Supporters of the measure are still trying to convince Hochul, pointing to the amended version of the bill providing a limit on coverage. 

Progressive advocates at Make the Road New York in a statement urged the Assembly to take up the legislation, pointing to the wide-ranging groups backing the bill, including the Business Council of New York and major health care unions and hospital groups. 

“We are disappointed that the Assembly did not take up life-saving Coverage for All legislation in the regular session, and we urge Speaker Heastie to include the measure as a top priority when Assemblymembers return later this month," the group said. "The Senate has already passed this common-sense measure, which would ensure that low-income immigrant New Yorkers can finally access health coverage, at no cost to the state, and even create savings for the state.

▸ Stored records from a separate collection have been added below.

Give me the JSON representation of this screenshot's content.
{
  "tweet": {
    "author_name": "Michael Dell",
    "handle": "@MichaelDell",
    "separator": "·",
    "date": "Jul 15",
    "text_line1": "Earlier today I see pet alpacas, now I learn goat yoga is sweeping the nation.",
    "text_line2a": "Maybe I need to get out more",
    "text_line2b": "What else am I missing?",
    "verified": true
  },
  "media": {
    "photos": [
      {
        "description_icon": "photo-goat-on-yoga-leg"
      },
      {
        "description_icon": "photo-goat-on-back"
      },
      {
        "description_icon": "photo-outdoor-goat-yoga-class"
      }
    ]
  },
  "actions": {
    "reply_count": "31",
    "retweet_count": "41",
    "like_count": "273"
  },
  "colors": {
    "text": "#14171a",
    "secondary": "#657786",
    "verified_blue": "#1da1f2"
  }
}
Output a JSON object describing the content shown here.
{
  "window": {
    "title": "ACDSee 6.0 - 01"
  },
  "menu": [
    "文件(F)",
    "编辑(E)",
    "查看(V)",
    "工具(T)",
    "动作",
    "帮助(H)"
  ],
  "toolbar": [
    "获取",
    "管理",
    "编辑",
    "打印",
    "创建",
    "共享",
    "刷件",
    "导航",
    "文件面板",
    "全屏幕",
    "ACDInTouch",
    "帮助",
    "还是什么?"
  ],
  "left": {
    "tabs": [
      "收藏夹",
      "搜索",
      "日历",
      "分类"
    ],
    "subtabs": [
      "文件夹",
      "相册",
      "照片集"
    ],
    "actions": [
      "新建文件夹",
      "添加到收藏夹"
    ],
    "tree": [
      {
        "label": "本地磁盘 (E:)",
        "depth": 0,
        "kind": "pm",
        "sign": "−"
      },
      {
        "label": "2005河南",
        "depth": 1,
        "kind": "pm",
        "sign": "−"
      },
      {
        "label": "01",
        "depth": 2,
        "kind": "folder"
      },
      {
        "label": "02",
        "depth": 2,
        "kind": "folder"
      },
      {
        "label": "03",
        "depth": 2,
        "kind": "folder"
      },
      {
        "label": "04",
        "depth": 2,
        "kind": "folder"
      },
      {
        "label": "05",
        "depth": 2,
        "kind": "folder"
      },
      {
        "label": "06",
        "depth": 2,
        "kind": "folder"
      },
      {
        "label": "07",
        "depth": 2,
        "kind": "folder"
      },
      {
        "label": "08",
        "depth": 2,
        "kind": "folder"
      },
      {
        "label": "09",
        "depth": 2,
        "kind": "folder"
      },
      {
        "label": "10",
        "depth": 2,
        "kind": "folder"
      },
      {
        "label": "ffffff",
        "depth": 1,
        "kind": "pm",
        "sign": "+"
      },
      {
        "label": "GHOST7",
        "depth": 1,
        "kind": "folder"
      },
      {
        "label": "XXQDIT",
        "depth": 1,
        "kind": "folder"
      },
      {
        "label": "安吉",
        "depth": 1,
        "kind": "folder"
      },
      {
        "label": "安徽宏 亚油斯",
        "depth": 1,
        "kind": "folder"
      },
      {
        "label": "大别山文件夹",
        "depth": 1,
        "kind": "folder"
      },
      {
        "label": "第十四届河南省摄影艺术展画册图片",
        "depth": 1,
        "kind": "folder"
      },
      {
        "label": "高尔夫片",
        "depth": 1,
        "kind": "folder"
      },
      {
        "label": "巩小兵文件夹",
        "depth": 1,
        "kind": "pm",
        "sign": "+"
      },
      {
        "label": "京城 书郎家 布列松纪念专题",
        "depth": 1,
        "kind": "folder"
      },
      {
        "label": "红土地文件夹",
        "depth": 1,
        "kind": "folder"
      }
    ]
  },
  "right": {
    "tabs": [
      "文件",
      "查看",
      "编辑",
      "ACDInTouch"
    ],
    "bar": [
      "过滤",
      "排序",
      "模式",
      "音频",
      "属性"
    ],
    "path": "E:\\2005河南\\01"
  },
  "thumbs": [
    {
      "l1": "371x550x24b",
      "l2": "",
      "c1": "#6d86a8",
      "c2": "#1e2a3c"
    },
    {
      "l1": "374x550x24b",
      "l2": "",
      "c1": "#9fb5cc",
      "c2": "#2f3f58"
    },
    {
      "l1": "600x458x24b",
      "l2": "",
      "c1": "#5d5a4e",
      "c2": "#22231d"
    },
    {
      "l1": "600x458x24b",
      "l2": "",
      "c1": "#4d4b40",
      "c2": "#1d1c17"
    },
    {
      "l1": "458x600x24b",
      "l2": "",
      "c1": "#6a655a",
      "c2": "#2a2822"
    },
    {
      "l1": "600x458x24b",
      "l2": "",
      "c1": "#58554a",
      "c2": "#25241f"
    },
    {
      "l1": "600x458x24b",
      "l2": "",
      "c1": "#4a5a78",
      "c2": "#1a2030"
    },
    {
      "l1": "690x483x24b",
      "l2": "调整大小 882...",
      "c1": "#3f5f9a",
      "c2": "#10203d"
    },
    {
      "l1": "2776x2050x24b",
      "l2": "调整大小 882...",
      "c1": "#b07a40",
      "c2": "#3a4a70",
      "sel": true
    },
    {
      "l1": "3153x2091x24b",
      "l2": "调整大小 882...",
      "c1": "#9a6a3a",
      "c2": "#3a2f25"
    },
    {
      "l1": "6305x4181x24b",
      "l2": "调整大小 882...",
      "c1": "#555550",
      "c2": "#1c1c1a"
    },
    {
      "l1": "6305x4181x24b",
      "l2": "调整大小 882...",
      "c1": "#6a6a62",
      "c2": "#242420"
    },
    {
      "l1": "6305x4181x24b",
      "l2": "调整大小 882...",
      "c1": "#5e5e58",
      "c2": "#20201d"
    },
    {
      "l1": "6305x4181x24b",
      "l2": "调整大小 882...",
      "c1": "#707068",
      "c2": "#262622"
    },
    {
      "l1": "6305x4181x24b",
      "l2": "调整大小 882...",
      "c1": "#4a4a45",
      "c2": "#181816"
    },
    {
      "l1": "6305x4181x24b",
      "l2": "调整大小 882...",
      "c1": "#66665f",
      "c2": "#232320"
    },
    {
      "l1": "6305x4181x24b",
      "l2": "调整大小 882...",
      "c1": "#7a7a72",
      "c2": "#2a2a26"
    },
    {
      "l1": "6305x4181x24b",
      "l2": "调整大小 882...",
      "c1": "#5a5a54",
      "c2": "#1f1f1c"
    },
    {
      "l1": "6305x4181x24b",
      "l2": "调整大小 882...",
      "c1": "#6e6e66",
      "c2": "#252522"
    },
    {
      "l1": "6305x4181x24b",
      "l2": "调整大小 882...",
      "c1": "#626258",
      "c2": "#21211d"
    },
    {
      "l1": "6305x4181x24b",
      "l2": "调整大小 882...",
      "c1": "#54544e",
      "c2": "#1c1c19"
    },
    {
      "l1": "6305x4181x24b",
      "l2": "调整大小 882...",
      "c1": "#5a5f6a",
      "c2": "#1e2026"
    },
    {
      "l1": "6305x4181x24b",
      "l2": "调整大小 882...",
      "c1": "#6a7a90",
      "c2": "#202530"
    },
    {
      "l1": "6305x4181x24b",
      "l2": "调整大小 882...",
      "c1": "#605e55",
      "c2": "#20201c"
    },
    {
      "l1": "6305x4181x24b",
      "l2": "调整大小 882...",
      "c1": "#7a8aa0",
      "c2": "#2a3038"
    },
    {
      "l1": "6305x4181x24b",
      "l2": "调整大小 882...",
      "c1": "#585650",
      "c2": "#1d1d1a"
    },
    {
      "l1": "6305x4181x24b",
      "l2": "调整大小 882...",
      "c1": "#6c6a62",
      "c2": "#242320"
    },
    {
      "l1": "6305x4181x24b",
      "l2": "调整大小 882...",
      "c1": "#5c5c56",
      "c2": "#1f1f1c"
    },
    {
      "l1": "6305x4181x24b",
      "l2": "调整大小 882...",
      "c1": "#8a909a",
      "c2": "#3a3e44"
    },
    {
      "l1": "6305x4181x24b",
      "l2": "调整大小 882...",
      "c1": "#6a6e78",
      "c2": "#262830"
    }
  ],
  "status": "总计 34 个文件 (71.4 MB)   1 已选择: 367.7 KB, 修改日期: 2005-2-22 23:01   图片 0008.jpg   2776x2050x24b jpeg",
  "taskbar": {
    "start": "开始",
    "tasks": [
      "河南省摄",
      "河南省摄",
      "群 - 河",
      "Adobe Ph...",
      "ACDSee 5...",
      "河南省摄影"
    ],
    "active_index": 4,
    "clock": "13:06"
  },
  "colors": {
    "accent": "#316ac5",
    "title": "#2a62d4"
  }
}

We are eager to work with Speaker Heastie and members of the Assembly to ensure that New York takes this crucial step to achieve health equity and strengthen both the state’s economy and its healthcare system."

Fiscal hawks, meanwhile, are urging caution on new spending with mounting budget gaps expected in the coming years. 

"It's all about planning and thinking forward," said Patrick Orecki of the Citizens Budget Commission. "It's not just next year's gap. Gaps get bigger in years two and three."

Spending has already increased in the biggest budget areas for New York in the last several years: Health care and education. 

"This would not be a great time to put the state on the hook for any kind of new, recurring spending because this isn't just a short-term problem," said Ken Girardin of the Empire Center.